Chapbooking

I already have three different chapbooks “in circulation,” which is a fancy way of saying that I’ve submitted them to several publishers/ contests and am waiting to hear good news.  Ok, let’s be real:  ANY news.  Two have not won the contests they were submitted for, but I continue to send them out.  Still, this is getting expensive.  I think I’ve already spent over $200 sending these chapbooks out.

When I hear about other people on the contest bandwagon, I know they’ve often spent way more than I have, but they persist because publishers have pretty much moved to the contest model of publication.  To some extent, I can understand this.  Poetry, after all, is not a money-maker, and publishers know they won’t recoup their investment, so they shift some of the financial burden on the poets who are desperate to get published.  Hence the proliferation of first book contests, as well as the myriad chapbook contests whose announcements fill up writing listservs.

There are some presses, such as the sublime Tupelo Press, whose publications are beautiful and glorious collections I love to read. Tupelo Press has open poetry reading period during July, and, because of the economy, has reduced the reading fee from $35 to $25, which, considering that small presses desperately need money, is quite an act of generosity.

As an aside, let me mention, if you’re looking for a fantastic book of poetry from Tupelo Press to read, for the love of Goddess, buy Kristin Bock’s Cloisters, which is so good you’ll cry.  I’ve already read it twice, and I got it like 2 weeks ago.  It will be the best $16.95 you’ve ever spent.

Anyway, I haven’t submitted a book to Tupelo Press, but that’s because I don’t have a book-length collection.  Oh, I have plenty of poems, enough to fill 60-80 pages worth, but my problem is, they don’t fit together.  They’re all disjointed.  So that’s why I’ve been working on chapbooks.

And all of this is by way of saying I’ve decided to put another chapbook together to send out, and am currently choosing among the rest of my poems to find ones that might (emphasis on might) resonate with each other.  It’s hard because the poems that are left over from the first three chapbooks I’ve put together have been excluded because they just don’t fit.

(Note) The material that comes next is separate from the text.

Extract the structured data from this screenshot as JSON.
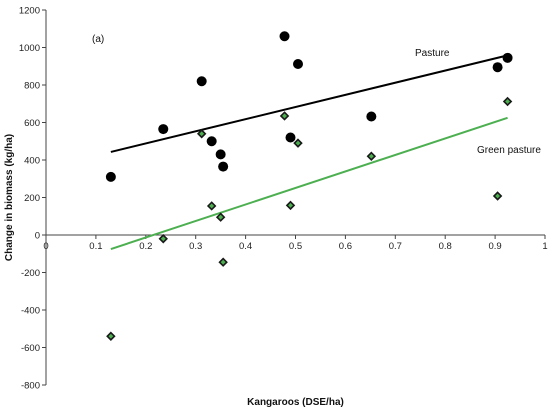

So I was thinking if I put 20-24 pages of poems together that don’t fit individually in the other chapbooks, maybe they will fit together by the very nature of them not fitting.  (Got that?)  In other words, maybe because they are disparate, I can create a collection that works because it doesn’t have an obvious theme.  I don’t know about that.

Maybe, too, I can write a few poems to help them gel a bit more as a collection–so if the theme is “difference,” maybe writing a few poems where that theme is expressed can help bridge the differentness of the other poems.  There’s a chance this idea might fall flat.  But I have some time, because the contest I plan to submit the manuscript to has an October deadline.

You might say, why not put all of these chapbooks together and slap a numbered section on each one, and voila, a book-length collection?  Don’t think I haven’t had that thought already.  But that won’t work either.  There’s no common thread among the three different collections other than that I wrote them.  And I’ve read enough poetry books that I can feel when the poems are organically organized, and when they’re clearly not.  Putting my chapbooks together would feel like… someone slapped three chapbooks together.

Anyway, beginning to organize this fourth chapbook is my goal for this weekend.  As is thoroughly cleaning the kitchen.  Hurrah.